以前は、「現場の業務改善をしたくても、どこに相談すればよいかわからない」という声が多くありましたが、PXアンバサダーの導入により、社員の満足度も非常に高く、制度の手応えを実感しています。
Q. PXアンバサダーの魅力は何ですか。
A.課題をアンバサダーが全部解決するのではなく、依頼者とともに取り組むスタイルです。アンバサダーはあくまでサポーターであり、依頼者自身にも手を動かしてもらいながら解決を目指しています。このプロセスを通じて、依頼者も少しずつスキルを身につけ、将来的には自らがアンバサダーとして活躍するような循環を生む仕組みが大きな魅力です。
Q. 現場PXコンテストとはどのような取り組みですか。
A. PXの事例を広くグループ内で公募し、その中から優秀事例を表彰する取り組みです。受賞した事例の中には、実際の製品開発や社会問題に貢献しているものもあります。
Q. 現場コンテストがもたらす効果について、どのように感じていますか。
一部の限られた人だけでなく、さまざまな立場の人からアイデアが出てくるのが強みだと感じています。

取材を終えて...
今回お話を伺い、三宅さんが務めるPXアンバサダーの取り組みが、社内でますます存在感を増していることが印象的でした。
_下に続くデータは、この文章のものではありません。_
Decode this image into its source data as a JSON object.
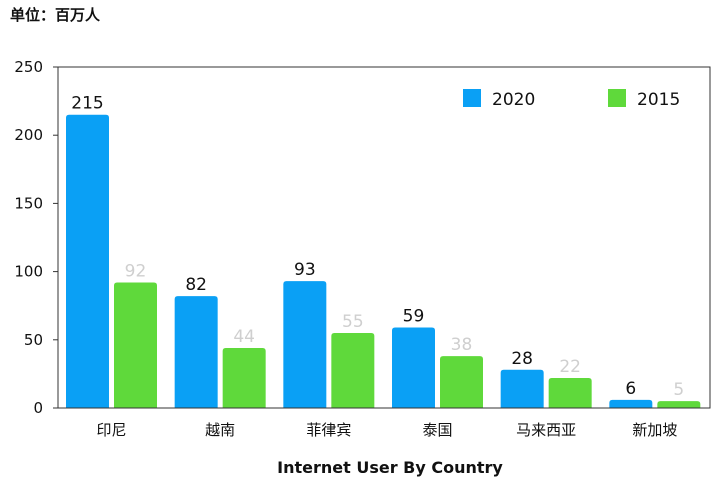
{
  "unit_label": "单位：百万人",
  "chart_data": {
    "type": "bar",
    "title": "",
    "xlabel": "Internet User By Country",
    "ylabel": "",
    "ylim": [
      0,
      250
    ],
    "yticks": [
      0,
      50,
      100,
      150,
      200,
      250
    ],
    "categories": [
      "印尼",
      "越南",
      "菲律宾",
      "泰国",
      "马来西亚",
      "新加坡"
    ],
    "series": [
      {
        "name": "2020",
        "color": "#0aa0f5",
        "values": [
          215,
          82,
          93,
          59,
          28,
          6
        ]
      },
      {
        "name": "2015",
        "color": "#5fd93b",
        "values": [
          92,
          44,
          55,
          38,
          22,
          5
        ]
      }
    ],
    "legend_position": "top-right",
    "grid": false
  }
}
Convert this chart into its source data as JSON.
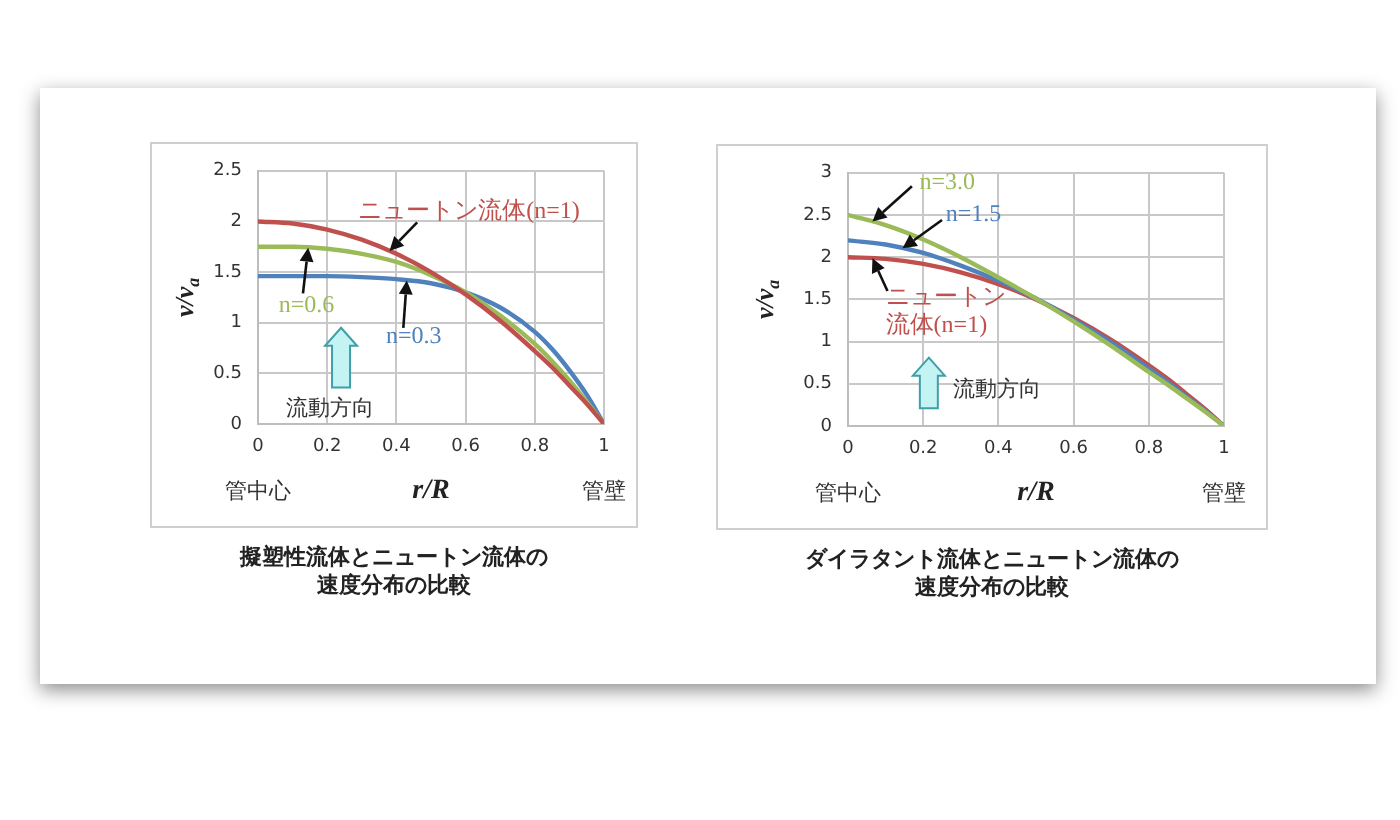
{
  "chart_data": [
    {
      "type": "line",
      "title": "擬塑性流体とニュートン流体の速度分布の比較",
      "xlabel": "r/R",
      "ylabel": "v/v$_{a}$",
      "x": [
        0,
        0.1,
        0.2,
        0.3,
        0.4,
        0.5,
        0.6,
        0.7,
        0.8,
        0.85,
        0.9,
        0.95,
        1
      ],
      "series": [
        {
          "name": "ニュートン流体(n=1)",
          "color": "#c0504d",
          "values": [
            2,
            1.98,
            1.92,
            1.82,
            1.68,
            1.5,
            1.28,
            1.02,
            0.72,
            0.56,
            0.38,
            0.2,
            0
          ]
        },
        {
          "name": "n=0.6",
          "color": "#9bbb59",
          "values": [
            1.75,
            1.75,
            1.73,
            1.68,
            1.6,
            1.47,
            1.3,
            1.07,
            0.79,
            0.62,
            0.43,
            0.22,
            0
          ]
        },
        {
          "name": "n=0.3",
          "color": "#4f81bd",
          "values": [
            1.46,
            1.46,
            1.46,
            1.45,
            1.43,
            1.39,
            1.3,
            1.15,
            0.91,
            0.74,
            0.53,
            0.29,
            0
          ]
        }
      ],
      "xlim": [
        0,
        1
      ],
      "xticks": [
        0,
        0.2,
        0.4,
        0.6,
        0.8,
        1
      ],
      "ylim": [
        0,
        2.5
      ],
      "yticks": [
        0,
        0.5,
        1,
        1.5,
        2,
        2.5
      ],
      "grid": true,
      "marker": "none",
      "annotations": [
        "管中心",
        "管壁",
        "流動方向"
      ]
    },
    {
      "type": "line",
      "title": "ダイラタント流体とニュートン流体の速度分布の比較",
      "xlabel": "r/R",
      "ylabel": "v/v$_{a}$",
      "x": [
        0,
        0.1,
        0.2,
        0.3,
        0.4,
        0.5,
        0.6,
        0.7,
        0.8,
        0.85,
        0.9,
        0.95,
        1
      ],
      "series": [
        {
          "name": "n=3.0",
          "color": "#9bbb59",
          "values": [
            2.5,
            2.38,
            2.21,
            2,
            1.76,
            1.51,
            1.24,
            0.95,
            0.64,
            0.49,
            0.33,
            0.17,
            0
          ]
        },
        {
          "name": "n=1.5",
          "color": "#4f81bd",
          "values": [
            2.2,
            2.15,
            2.05,
            1.9,
            1.72,
            1.51,
            1.26,
            0.99,
            0.68,
            0.52,
            0.35,
            0.18,
            0
          ]
        },
        {
          "name": "ニュートン流体(n=1)",
          "color": "#c0504d",
          "values": [
            2,
            1.98,
            1.92,
            1.82,
            1.68,
            1.5,
            1.28,
            1.02,
            0.72,
            0.56,
            0.38,
            0.2,
            0
          ]
        }
      ],
      "xlim": [
        0,
        1
      ],
      "xticks": [
        0,
        0.2,
        0.4,
        0.6,
        0.8,
        1
      ],
      "ylim": [
        0,
        3
      ],
      "yticks": [
        0,
        0.5,
        1,
        1.5,
        2,
        2.5,
        3
      ],
      "grid": true,
      "marker": "none",
      "annotations": [
        "管中心",
        "管壁",
        "流動方向"
      ]
    }
  ]
}
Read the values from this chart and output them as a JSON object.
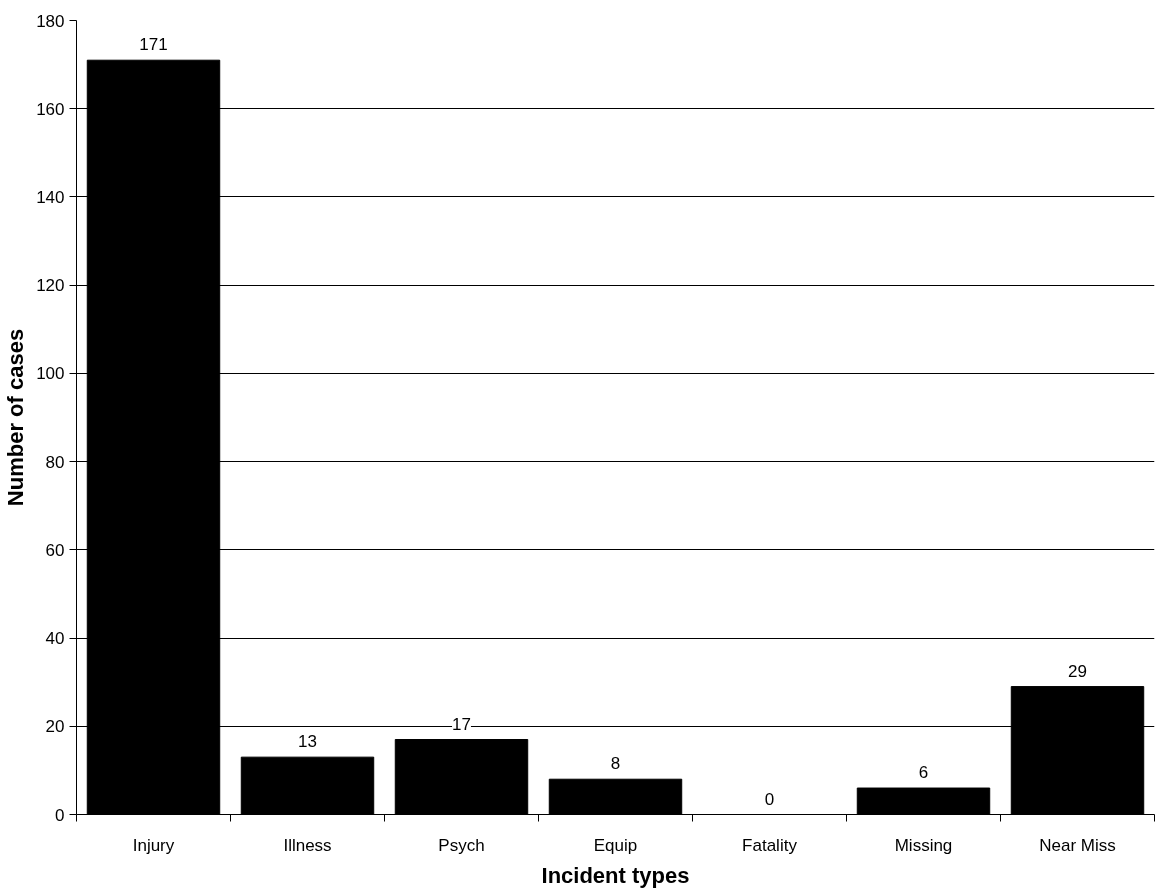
{
  "chart_data": {
    "type": "bar",
    "xlabel": "Incident types",
    "ylabel": "Number of cases",
    "categories": [
      "Injury",
      "Illness",
      "Psych",
      "Equip",
      "Fatality",
      "Missing",
      "Near Miss"
    ],
    "values": [
      171,
      13,
      17,
      8,
      0,
      6,
      29
    ],
    "color": "#000000",
    "ylim": [
      0,
      180
    ],
    "yticks": [
      0,
      20,
      40,
      60,
      80,
      100,
      120,
      140,
      160,
      180
    ],
    "grid": "y",
    "data_labels": true
  }
}
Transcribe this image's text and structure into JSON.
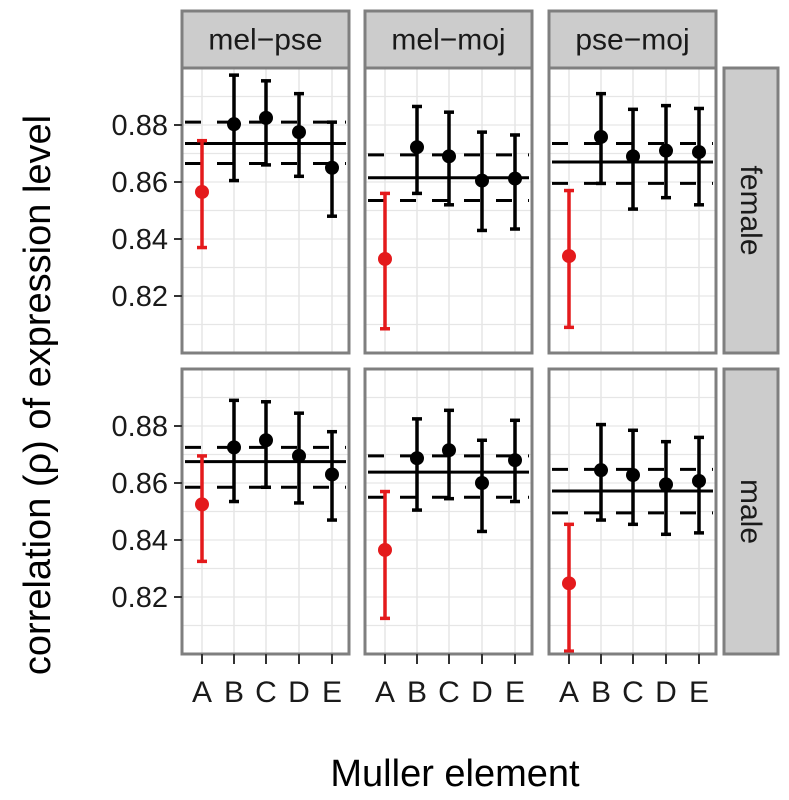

その背景には、トップの方々との距離が近く、社員一人ひとりの声が届きやすいパナソニックグループならではの社風があるからだと感じます。
たとえば、玉置さんが登場する社内ラジオのコメント欄には、さまざまな部署の人が自由に投稿できるようになっていて、YouTubeのようなフランクな雰囲気が印象的で、経営層との距離の近さは、まさにパナソニックグループならではの魅力だと感じました。
今年から始まった「Panasonic Go」の取り組みに加え、長期環境ビジョン「GREEN IMPACT」など、環境問題にも力を入れており、未来を見据えた多様な取り組みが進められていることから、企業としての総合力の高さを実感しました。
DXstudentsとして活動を始めて3年目を迎え、これまで多くの企業を取材する中で、この団体の存在も、知っていただける機会が増えてきました。
私も代表としてこの団体をもっと魅力的なものにしていきたいと思います。
パナソニック_ホールディングスさま、取材させていただきましてありがとうございました!